In the run-up to the launch of Northern Ireland’s local government reforms adverts assured the general public that the new councils with additional powers would create a “stronger”, “more cost effective” and “citizen focussed” government. One month on from the super-councils take-over what are the major issues facing the new councils?
Considering the fact that the biggest change to the councils has been the devolution of planning responsibilities it is hardly surprising that an issue connected to planning has proven to be the first stumbling block. The primary concern appears to be over the possibility of corruption and incompetence in the new planning processes. But what planning powers exactly have been transferred and why?
As far back as 2002 the Northern Ireland Executive commissioned a review into public administration across Northern Ireland. Many suggestions were made as a result of this inquiry, importantly the recommendation that the number of councils (26 at this time) be reduced. By 2008 the Executive was finally able to reveal plans, after several years of delays, to condense the 26 councils to 11 and devolve some centrally held powers to the local government. A package of £47.8 million was set aside to fund the changes. The chief aim being to create cheaper, more efficient local government.
The transfer of planning responsibility from the Department of the Environment to the super- councils was a major part of the 2008 reform package. It was felt that giving councils the work of planning would mean that decisions would be more transparent, more likely to reflect the local communities, and support local needs. This transfer also afforded the government the opportunity to overhaul planning procedure: in theory it has now become a much quicker, simpler and more streamlined process.

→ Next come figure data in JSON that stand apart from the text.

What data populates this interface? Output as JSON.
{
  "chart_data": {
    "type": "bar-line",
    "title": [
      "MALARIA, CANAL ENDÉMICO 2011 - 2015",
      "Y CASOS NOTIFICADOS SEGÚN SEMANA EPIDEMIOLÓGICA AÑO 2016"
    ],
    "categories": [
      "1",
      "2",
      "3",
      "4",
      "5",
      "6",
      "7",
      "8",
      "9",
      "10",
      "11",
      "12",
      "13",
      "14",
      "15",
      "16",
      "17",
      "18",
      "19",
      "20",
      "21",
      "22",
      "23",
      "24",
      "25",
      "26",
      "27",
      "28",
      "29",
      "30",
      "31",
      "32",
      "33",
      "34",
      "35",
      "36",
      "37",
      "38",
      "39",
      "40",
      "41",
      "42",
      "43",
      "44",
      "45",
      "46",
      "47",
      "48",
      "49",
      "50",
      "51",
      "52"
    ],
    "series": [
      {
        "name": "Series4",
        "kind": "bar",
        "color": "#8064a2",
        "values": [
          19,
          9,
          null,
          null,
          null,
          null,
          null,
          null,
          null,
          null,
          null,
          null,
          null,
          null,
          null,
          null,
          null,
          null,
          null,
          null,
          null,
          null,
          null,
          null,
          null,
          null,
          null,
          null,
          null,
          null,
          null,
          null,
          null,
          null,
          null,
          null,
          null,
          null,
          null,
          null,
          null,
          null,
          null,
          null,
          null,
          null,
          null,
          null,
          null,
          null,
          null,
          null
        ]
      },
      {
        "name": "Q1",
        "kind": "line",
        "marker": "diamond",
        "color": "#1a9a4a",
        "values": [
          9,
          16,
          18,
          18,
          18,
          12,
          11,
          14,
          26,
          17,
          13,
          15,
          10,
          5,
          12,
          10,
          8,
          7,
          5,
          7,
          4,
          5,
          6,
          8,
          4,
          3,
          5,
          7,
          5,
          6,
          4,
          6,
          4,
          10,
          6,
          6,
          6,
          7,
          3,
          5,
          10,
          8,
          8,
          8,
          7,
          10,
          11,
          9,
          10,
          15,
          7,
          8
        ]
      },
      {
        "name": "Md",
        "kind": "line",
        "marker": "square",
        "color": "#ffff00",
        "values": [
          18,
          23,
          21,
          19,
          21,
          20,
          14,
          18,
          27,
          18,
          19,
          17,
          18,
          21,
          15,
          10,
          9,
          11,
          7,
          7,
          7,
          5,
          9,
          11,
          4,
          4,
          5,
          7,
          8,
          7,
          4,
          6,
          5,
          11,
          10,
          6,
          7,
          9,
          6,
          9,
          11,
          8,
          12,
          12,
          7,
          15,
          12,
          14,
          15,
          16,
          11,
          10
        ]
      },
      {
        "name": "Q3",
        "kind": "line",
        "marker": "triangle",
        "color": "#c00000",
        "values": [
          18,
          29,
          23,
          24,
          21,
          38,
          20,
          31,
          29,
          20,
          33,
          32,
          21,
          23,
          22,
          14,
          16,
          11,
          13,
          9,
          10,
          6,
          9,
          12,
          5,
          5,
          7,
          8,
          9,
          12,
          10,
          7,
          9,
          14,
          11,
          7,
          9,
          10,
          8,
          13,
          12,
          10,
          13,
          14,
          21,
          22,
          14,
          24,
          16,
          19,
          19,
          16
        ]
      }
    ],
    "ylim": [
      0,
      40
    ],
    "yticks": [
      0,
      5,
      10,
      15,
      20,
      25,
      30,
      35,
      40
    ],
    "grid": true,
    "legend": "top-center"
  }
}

There are three planning application categories: local, major and regional. Councils have sole responsibility for the decision-making on all local and major applications, while all regional applications are to be decided on by the DoE. The DoE will also retain legislative, policy and oversight responsibilities.

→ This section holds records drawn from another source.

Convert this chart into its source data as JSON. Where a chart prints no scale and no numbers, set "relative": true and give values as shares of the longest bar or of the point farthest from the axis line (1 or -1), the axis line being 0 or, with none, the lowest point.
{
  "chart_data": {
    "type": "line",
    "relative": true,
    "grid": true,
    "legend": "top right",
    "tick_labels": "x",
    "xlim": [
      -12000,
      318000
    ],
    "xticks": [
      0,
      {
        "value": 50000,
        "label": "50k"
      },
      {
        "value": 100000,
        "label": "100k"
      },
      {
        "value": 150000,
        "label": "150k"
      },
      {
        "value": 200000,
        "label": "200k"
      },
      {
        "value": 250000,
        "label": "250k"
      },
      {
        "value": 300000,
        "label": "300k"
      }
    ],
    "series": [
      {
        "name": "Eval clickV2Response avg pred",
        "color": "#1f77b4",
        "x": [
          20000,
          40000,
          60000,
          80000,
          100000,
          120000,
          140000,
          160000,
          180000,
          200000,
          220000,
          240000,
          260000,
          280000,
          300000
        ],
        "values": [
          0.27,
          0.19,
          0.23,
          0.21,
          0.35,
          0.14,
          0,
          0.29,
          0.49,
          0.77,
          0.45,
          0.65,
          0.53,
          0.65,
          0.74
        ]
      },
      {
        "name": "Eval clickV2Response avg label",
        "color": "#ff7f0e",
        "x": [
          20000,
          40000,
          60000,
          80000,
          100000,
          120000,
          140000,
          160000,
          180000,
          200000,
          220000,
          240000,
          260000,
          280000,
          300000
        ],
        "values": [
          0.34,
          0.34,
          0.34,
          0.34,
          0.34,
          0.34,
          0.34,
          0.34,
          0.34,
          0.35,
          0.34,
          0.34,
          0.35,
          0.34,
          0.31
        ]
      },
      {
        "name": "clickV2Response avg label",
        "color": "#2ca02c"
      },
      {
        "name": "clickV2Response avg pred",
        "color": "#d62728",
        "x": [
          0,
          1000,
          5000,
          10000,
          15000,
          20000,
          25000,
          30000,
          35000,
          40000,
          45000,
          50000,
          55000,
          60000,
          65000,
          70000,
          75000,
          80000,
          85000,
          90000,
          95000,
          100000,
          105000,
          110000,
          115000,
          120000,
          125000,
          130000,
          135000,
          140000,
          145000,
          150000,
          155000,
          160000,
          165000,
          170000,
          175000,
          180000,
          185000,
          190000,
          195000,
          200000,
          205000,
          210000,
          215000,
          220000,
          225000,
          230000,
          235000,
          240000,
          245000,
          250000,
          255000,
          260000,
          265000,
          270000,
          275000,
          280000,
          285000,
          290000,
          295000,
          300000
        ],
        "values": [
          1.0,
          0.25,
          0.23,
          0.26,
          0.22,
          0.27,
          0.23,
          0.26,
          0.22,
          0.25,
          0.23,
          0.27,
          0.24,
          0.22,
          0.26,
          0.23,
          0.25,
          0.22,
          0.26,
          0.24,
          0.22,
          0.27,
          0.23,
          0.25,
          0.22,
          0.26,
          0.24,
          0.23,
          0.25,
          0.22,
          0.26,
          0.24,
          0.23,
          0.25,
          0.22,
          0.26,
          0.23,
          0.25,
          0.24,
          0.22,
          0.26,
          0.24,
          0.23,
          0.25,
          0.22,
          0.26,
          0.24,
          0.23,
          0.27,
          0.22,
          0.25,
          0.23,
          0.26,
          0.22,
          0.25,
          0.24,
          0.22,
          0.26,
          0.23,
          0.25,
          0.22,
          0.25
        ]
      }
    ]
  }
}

Each council must establish a planning committee that will create a document known as a “Scheme of Delegation” and this will dictate what is dealt with by the committee (most probably controversial applications or plans for large developments) and what is dealt with by planning officers. There are also local planning offices opening in each council area, meaning more communication and clarity for those applying. Mark Durkan has said of the reforms: “these improvements will bring planning closer to the public and make it easier for the public to access and participate in the planning process”.
Mr Durkan’s comments seems reasonable: these reforms to planning are certainly an improvement on the old system which left un-elected civil servants making the majority of planning decisions centrally, but there are major areas of concern which have been flagged-up in the last few weeks.

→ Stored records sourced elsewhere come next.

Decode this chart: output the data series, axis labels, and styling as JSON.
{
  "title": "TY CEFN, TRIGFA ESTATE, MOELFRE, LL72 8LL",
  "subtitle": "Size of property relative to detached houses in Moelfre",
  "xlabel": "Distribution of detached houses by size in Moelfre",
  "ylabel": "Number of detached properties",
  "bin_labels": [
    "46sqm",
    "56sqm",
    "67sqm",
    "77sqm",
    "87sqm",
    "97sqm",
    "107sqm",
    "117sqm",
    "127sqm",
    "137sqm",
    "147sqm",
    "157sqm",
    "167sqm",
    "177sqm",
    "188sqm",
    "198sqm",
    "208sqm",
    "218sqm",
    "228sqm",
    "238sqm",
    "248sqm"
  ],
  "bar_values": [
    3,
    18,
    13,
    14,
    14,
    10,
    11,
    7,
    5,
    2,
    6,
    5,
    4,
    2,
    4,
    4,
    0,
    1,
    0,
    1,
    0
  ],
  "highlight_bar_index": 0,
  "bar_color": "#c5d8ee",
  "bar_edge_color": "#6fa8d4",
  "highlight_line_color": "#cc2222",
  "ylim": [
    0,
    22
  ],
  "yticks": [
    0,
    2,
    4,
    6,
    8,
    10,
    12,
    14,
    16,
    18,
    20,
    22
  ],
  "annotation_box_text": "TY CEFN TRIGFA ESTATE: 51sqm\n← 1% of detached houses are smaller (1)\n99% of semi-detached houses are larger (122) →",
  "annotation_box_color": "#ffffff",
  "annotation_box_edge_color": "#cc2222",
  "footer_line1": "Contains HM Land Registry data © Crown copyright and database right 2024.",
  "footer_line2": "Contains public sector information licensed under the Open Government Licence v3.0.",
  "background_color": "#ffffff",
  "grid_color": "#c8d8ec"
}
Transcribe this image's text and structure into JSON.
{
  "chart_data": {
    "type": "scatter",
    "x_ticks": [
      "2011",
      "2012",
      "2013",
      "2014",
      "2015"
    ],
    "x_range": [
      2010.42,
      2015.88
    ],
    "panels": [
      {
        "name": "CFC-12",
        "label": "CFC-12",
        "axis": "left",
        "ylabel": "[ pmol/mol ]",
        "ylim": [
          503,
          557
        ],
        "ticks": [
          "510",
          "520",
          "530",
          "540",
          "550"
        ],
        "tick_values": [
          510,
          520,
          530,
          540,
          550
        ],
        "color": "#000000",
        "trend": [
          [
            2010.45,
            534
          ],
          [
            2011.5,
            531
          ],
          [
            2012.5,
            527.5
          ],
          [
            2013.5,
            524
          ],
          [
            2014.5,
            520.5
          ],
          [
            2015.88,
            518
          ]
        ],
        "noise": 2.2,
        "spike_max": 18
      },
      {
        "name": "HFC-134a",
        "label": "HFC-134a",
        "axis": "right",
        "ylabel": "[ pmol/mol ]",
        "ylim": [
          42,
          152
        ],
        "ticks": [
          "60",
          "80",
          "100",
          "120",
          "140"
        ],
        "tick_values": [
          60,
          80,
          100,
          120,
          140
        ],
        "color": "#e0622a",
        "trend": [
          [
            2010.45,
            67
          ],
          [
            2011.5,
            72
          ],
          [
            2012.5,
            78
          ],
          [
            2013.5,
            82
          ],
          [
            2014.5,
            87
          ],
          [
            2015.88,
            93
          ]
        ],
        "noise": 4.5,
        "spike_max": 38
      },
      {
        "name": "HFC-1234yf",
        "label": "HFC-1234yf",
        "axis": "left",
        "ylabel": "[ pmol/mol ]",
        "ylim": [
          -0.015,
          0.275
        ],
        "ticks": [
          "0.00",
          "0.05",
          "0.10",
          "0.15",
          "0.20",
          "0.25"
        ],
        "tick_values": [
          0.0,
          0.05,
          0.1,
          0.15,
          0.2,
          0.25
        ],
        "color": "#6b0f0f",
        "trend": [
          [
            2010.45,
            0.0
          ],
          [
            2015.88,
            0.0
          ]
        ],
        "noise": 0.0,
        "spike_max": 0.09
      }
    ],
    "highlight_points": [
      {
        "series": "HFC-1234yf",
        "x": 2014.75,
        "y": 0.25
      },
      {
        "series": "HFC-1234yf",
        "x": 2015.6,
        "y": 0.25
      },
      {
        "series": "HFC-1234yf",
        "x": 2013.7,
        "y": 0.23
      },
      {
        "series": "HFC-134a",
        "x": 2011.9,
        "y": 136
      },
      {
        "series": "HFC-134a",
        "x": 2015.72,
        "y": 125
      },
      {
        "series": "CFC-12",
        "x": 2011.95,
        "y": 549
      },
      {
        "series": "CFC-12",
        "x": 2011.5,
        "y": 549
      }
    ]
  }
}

The Northern Ireland Ombudsman Tom Frawley has spoken out about his anxieties over the possibility of corruption infiltrating the planning process. His concerns are related to the fact that Northern Ireland’s political parties do not currently have to declare donations made to their party. Mr Frawley therefore believes it may be possible for property developers to bribe councillors into approving applications.
Northern Ireland’s Chief Planning Officer Fiona McCandless countered Mr Frawley’s misgivings by claiming that the new code of conduct that was drawn-up for councillors who sit on the new super-councils will ensure impartiality. The code stresses the importance of acting in the public interest at all times and specifies that no councillor should act in order to gain financial or material benefit. A section that specifically refers to planning has also been included. Ms McCandless has said of the transfer of planning powers to councils: “We have done a huge amount of work in terms of making sure the necessary procedures are in place to ensure that there is accountability in order to secure confidence in the system”.
However this new code of conduct and the procedures that have been introduced to councils are not universally popular. Belfast City Councillor Claire Hanna, for example, was unconvinced when I interviewed her:” I’m not yet persuaded that the changes will be effectively worked between a restrictive code of conduct (particularly as regards advocacy on planning) and potential log-jam from the ‘call in’ (qualified majority voting) mechanisms, which are likely to be abused in a similar manner to the petition of concern at Stormont.”
Others are aware that a balance between bureaucracy and transparency must be reached: Councillor John Hussey was clear on this matter when I spoke with him: “people worry that poor or dubious decisions will be made if the members of the Planning Committees don’t properly understand their role and function. To prevent this, a great deal of training has been given to Councillors who will serve on the Planning Committee which should ensure they make proper and fair decisions.”
On the question of possible venality in the planning process Cllr Hussey said: “The potential for corruption in the administration of government functions is always a concern. However there is less possibility of corruption in a planning system which is entirely open to the public as this new system is, than in the previous system where planning decisions were taken by civil servants acting alone and out of public view.”
The Northern Ireland Local Government Association is keen to emphasise the great gains that will come with planning reforms: Chief Executive Declan McCallan has said that there will be no “poverty of ambition” from politicians and rate payers alike. The potential for regeneration is being held-up as the legacy of new council powers and politicians have only to point to the transformation of Manchester, where the city council were given development responsibility, to show what can be achieved.
Despite controversy and apprehension for better or worse these powers have been devolved and only time will tell whether this move will lead to regeneration and growth, or exploitation and ineptitude.